How Can Iran Be Brought Back to the Negotiating Table?

Washington says that as long as “Iran’s behavior” does not change, American sanctions will not be lifted. Afshin Molavi writes in an article for Bloomberg explaining under what conditions sanctions are effective and how Iran can be brought back to the negotiating table.
Afshin Molavi, an Iranian-American businessman, is one of the economic activists who entered the Iranian market after the nuclear deal and began cooperation with major companies such as Airbus, Cisco, Total, and Citigroup. In a detailed article for Bloomberg News Agency, he explained that the return of American sanctions against Iran to bring Iran back to the negotiating table—as the Trump administration officials want—is not effective.
The U.S. Secretary of State has threatened that American sanctions against Iran will remain in force as long as the Iranian government does not change its behavior. The U.S. President says the nuclear deal with Iran was the worst agreement in American history and his administration is now seeking a better deal with Iran.
This statement means that the Iranian government must concede to American demands regarding its missile program, relations with quasi-military groups supported by the Islamic Republic, and stricter controls on Iran’s nuclear program to be relieved of sanctions.
Afshin Molavi writes in his Bloomberg article that these demands do not seem achievable. He wrote: America believes that by increasing economic pressure on Iran, the Iranian people will pressure the government to force it to return to the negotiating table and negotiate to reach an agreement. But the problem is that lifting sanctions does not remove a great burden from the shoulders of ordinary people, the prospect of lifting sanctions will not be clear in the future, and Iranian policymakers do not believe that America will live up to its commitments.
According to this businessman’s opinion, America’s major problem with sanctions is that their effects are not completely eliminated even after the sanctions are lifted, and as a result, the credibility and ability of the U.S. government to reimpose them is not effective.
He says the Barack Obama administration failed to help Iran benefit from the removal of sanctions after the nuclear deal. This is partly because U.S. government officials who had warned for months earlier not to trade with Iran had little credibility in encouraging businesspeople to cooperate with Iran after the nuclear deal.
Now the Donald Trump administration hopes that American secondary sanctions against Iran will bring the Iranian government to its knees, but the reality is that Iran has been struggling with sanctions for years and sanctions are part of the daily reality of this country.
Afshin Molavi believes that lifting sanctions is what will be important in future Iran-U.S. negotiations, and the stick of sanctions will be effective when cooperation to eliminate the effects of sanctions is accompanied by sweeteners.
He writes in his Bloomberg article: Before imposing sanctions on any country, America should have a new mechanism in place that will be effective when sanctions are lifted. He believes that such a mechanism should be based on three pillars:
First: The psychological impact of sanctions must be removed. One year after the nuclear deal with Iran, non-American banks were being encouraged to trade with Iran, but there was no guarantee for American banks in this regard.

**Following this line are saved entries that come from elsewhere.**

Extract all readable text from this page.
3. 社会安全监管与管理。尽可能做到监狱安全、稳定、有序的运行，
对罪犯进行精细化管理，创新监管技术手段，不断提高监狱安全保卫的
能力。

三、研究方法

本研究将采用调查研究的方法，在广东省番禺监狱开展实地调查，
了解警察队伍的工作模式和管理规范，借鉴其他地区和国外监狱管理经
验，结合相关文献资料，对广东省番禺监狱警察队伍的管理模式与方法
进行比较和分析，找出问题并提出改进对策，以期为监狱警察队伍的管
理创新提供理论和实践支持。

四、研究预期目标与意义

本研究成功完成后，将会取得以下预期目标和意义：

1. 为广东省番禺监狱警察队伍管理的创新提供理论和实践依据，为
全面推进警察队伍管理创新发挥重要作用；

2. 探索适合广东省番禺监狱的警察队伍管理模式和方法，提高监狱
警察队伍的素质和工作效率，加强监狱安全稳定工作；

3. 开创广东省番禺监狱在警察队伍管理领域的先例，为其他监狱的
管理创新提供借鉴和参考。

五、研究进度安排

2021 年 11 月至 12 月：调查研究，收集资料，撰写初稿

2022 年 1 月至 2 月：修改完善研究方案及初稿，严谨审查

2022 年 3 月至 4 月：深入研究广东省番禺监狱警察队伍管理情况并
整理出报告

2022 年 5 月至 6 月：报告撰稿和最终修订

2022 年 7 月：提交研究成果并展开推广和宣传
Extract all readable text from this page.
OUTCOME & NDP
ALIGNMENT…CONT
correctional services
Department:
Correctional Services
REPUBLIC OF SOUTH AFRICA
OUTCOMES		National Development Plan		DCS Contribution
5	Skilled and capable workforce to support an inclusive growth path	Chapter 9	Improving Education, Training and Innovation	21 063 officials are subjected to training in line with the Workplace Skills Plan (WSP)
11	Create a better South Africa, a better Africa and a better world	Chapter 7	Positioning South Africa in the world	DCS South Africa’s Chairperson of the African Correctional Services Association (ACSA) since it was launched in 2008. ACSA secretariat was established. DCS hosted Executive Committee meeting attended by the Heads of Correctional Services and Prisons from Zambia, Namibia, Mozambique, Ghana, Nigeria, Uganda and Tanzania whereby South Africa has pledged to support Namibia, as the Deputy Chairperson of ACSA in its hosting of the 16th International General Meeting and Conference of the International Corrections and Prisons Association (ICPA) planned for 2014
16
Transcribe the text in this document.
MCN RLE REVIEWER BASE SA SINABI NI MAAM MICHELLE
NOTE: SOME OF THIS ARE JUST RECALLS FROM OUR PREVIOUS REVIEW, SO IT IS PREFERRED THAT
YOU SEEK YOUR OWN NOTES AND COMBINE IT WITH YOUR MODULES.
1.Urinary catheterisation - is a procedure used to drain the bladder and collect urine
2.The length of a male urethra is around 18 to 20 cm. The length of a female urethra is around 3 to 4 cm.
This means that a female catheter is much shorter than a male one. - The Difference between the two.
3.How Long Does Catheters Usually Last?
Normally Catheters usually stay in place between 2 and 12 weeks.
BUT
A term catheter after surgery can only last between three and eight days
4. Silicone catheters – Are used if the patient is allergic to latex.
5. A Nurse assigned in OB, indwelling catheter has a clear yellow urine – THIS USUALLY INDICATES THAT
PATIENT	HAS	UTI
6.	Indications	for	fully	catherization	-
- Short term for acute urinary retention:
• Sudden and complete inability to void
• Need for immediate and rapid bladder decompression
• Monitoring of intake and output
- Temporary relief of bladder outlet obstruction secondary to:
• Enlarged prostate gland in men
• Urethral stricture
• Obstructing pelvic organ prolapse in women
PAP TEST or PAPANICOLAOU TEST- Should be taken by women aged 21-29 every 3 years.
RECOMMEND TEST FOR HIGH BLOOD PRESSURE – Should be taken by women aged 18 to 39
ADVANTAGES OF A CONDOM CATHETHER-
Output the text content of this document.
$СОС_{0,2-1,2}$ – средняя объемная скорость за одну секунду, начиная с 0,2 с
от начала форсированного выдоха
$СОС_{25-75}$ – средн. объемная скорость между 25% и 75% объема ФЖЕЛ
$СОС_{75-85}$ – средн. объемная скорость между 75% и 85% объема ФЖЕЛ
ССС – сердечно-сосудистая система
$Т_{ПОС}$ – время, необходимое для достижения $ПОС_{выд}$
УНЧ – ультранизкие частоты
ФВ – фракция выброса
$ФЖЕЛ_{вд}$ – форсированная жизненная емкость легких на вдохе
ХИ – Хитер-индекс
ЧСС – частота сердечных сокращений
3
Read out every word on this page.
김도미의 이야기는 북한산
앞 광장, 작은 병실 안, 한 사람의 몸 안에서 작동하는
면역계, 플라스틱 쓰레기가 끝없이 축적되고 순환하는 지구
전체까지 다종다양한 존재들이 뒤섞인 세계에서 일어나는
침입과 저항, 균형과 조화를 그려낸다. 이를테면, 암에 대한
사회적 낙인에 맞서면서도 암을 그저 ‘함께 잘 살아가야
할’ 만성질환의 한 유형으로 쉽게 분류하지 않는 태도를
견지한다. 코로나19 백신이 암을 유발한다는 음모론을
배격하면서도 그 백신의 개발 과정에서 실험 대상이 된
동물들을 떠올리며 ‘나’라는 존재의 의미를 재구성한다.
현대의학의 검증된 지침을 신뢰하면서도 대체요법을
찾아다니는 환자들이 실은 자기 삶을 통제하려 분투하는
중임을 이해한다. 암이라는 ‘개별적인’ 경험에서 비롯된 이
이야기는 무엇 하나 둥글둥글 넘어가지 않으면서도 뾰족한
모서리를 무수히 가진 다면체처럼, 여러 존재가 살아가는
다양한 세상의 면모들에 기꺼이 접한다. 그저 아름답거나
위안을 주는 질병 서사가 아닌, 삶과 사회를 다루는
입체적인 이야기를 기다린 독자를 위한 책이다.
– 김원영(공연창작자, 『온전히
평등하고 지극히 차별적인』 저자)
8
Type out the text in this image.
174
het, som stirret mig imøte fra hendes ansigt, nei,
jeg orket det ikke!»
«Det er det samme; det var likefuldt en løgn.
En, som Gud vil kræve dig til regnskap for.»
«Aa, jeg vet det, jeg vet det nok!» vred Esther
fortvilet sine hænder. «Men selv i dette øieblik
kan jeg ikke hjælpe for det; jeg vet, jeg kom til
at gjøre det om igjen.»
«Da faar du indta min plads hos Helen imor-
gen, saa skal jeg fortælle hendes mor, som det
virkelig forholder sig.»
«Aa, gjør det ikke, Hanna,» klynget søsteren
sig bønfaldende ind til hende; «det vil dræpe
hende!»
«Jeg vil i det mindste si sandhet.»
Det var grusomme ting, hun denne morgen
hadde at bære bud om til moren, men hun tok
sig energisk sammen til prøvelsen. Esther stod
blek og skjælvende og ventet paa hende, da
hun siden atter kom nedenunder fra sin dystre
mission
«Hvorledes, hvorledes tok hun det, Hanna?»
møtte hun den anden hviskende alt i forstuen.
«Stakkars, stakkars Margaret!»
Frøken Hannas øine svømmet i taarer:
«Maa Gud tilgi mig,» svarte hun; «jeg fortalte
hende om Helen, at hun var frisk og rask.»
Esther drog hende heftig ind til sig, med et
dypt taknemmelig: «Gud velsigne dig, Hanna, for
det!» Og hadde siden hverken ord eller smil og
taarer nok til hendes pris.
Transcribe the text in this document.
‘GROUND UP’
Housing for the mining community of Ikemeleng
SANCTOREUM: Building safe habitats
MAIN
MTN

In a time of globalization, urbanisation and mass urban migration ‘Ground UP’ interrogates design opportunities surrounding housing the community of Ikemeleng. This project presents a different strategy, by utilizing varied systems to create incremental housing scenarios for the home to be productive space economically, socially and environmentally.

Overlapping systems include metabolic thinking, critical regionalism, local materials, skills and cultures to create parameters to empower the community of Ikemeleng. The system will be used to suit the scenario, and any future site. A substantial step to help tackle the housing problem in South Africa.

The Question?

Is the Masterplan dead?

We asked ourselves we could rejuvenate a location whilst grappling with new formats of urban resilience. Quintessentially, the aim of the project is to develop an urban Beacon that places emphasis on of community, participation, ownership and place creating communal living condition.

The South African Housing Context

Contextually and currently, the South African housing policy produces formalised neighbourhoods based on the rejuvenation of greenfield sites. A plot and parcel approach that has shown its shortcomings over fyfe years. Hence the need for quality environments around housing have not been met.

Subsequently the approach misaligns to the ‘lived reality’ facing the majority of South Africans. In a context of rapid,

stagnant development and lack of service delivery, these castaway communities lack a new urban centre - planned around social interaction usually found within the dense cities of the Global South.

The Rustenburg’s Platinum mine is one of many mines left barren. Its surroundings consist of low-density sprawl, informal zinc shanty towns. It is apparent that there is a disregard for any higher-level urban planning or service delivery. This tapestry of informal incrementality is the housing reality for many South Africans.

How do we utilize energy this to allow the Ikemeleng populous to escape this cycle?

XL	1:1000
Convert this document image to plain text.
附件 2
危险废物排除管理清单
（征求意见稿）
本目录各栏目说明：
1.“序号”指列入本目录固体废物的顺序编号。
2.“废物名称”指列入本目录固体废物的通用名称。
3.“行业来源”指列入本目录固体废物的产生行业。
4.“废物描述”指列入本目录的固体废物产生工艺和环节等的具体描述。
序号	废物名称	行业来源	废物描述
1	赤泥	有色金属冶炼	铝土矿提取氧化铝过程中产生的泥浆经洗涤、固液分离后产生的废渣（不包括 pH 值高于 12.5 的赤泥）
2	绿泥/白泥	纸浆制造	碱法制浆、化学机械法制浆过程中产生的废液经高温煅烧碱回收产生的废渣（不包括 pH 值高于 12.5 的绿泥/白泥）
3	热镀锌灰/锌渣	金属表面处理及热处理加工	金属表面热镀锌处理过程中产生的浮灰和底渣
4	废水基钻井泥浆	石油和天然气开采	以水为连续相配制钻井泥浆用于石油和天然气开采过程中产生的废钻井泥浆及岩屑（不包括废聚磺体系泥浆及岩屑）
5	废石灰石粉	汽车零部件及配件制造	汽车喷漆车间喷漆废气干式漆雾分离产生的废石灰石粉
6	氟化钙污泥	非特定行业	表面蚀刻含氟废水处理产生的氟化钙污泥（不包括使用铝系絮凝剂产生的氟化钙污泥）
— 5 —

Second: The United States should have accessible resources to help target countries, which would help mitigate the impact of sanctions on government institutions—reducing trade capacity and facilitating investment after years of economic isolation. For example, a new agreement with Iran should include technical assistance to help this country join the World Trade Organization and other institutions responsible for global trade and investment.
In the best case, the United States should commit to increasing its own trade with investment in a country that was previously under sanctions to help compensate for lost economic growth caused by sanctions. Of course, achieving such a thing is difficult because the U.S. government has limited ability to convince American companies and investors to cooperate with other countries, especially if those countries have a history of hostility with America.
And finally, America can and should have programs to help those who have been harmed by sanctions: the poor sectors of society. For example, after the nuclear deal with Iran, Europe allocated 50 million euros to support development projects in Iran. A significant commitment from cooperative and development organizations like the U.S. International Development Agency encourages other countries to support Iran and sends a reliable message to investors.
Afshin Molavi writes for Bloomberg: Achieving these goals requires forming new teams managed by the Treasury Department, State Department, and the U.S. Commerce Department, which in the best case would be supported by receiving fresh aid from Congress.
He believes that as long as such tools do not exist, a new deal with Iran will not take place and the United States will face resistance from the allies and opponents of this country with sanctions.
He also wrote that it currently seems very unlikely that the U.S. government will pay attention to such recommendations, and as long as the current situation does not have a political cost for the Trump administration and does not impose significant pressure on the American economy, the situation will not change. But when the next U.S. President is forced to remedy the damages caused by the Trump administration’s policies, he must first prove that America is capable of doing so.